Oleh : Bidang 1 FEB KMUP 2020/2021


 Hari Hutan Sedunia adalah hari yang diadakan dengan tujuan untuk saling berbagi visi dan misi mengenai hal yang berkaitan dengan hutan dan pohon, perubahan iklim, dan strategi yang harus dilakukan.

International Day of Forest atau Hari Hutan Sedunia ditetapkan oleh PBB dalam resolusi PBB 67/200 pada 21 Desember 2012, secara singkat penjelasan dari PBB mengenai tujuan memperingati Hari Hutan Sedunia adalah untuk menyadarkan seluruh masyarakat bahwa pentingnya menjaga kelestarian hutan bagi keberlangsungan seluruh makhluk hidup di bumi.

Mulanya hari ini diperingati sebagai World Forestry Day pada tahun 1971, yang mengusulkan ide ini adalah Konferensi Organisasi Pangan dan Pertanian yang ke-16 yang jatuh setiap tanggal 21 Maret.

Menurut beberapa catatan dampak dari penggundulan hutan atau deforestasi mengakibatkan tidak terserapnya 12-18% emisi karbon yang ada di sekitar kita.

Peringatan Hari Hutan Sedunia diadakan dengan tujuan agar kita semakin sadar dan peduli tentang betapa pentingnya hutan bagi kehidupan setiap makhluk hidup yang tinggal di bumi kita ini.

Ada berbagai ekosistem yang tinggal di dalam hutan, jika hutan terus dihabisi maka akan banyak kerugian yang kita rasakan, pasalnya bukan hanya kita yang membutuhkan hutan tetapi juga para generasi penerus kita.

Selain itu dengan semakin banyaknya hutan yang hilang menyebabkan perubahan iklim yang akan berpengaruh pada kehidupan kita sehari-hari, contohnya pemanasan global

Contohnya yang terjadi di Indonesia para aktivis lingkungan merayakan Hari Hutan Sedunia dengan berbagai macam acara. Pada tahun 2020 contohnya negara kita memperingati Hari Hutan Sedunia dengan tema ‘Hutan dan Keanekaragaman Hayati’ dan acara yang berlangsung berupa kampanye penanaman pohon dan edukasi terkait hutan, pohon dan segala ekosistem di dalamnya.

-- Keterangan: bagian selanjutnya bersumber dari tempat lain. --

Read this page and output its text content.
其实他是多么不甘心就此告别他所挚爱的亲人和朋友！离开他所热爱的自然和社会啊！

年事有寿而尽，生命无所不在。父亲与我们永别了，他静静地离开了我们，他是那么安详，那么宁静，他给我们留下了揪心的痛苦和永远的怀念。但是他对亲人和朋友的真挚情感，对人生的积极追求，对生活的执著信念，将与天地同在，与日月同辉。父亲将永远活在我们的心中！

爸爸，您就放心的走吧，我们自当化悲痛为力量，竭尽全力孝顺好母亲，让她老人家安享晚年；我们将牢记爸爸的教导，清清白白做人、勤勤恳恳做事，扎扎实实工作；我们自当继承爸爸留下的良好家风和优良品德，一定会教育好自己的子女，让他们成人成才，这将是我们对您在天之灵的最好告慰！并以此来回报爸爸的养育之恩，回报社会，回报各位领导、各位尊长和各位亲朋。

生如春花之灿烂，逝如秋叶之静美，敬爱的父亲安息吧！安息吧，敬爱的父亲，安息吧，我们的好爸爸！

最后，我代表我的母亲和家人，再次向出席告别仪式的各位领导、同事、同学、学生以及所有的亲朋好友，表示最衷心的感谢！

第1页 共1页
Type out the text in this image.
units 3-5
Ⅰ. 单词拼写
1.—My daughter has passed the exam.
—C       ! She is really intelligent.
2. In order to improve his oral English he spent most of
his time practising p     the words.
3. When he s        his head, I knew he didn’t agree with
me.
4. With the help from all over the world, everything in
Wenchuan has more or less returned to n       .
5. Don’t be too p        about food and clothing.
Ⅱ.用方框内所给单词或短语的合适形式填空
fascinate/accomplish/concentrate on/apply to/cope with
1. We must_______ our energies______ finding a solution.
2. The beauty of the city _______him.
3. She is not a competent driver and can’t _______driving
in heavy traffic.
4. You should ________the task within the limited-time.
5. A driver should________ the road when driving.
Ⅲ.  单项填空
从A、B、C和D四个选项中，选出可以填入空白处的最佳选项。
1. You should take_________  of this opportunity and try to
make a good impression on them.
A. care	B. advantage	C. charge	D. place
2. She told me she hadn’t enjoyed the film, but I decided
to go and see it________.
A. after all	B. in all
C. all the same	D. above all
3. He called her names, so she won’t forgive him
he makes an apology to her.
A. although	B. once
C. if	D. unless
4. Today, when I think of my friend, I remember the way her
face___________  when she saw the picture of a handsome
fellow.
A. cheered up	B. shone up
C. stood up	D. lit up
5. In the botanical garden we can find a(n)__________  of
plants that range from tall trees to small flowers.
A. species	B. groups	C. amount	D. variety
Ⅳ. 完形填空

Indonesia disebut sebagai megadiverse country karena memiliki hutan terluas dengan keanekaragaman hayati terkaya di dunia. Namun setiap tahunnya, Indonesia kehilangan hutannya seluas 684.000 hektar akibat kebakaran hutan, pembalakan liar, perambahan hutan dan alih fungsi hutan. Menurut data yang dirilis Badan Pangan dan Pertanian dunia (FAO) sejak tahun 2010 sampai 2015, Indonesia menempati peringkat kedua dunia tertinggi kehilangan hutan setelah Brazil yang berada diurutan pertama. 

Penebangan-penebangan yang dilakukan dengan alasan alih fungsi hutan seringkali tidak diiringi dengan reboisasi, sehingga menimbulkan bencana-bencana lain seperti banjir dan longsor. Pemanasan global juga sangat berpengaruh kepada hutan, karena bila cuaca sangat panas, dapat menimbulkan percikan api yang mengakibatkan kebakaran hutan.


Berikut adalah alasan mengapa hutan perlu kita lestarikan:

1. Hutan adalah penyedia oksigen terbesar di bumi ini

2. Menyediakan segala sumber obat-obatan alami yang tidak banyak memiliki efek samping

3. Sebagai penampung air secara alami

4. Menahan angin

5. Pendingin alami suhu di permukaan bumi

6. Rumah bagi seluruh makhluk hidup di bumi

7. Penyeimbang Iklim


Selamat Hari Hutan Internasional, Tetap Tumbuh Hijau, Bersih dan Indah untuk Dinikmati.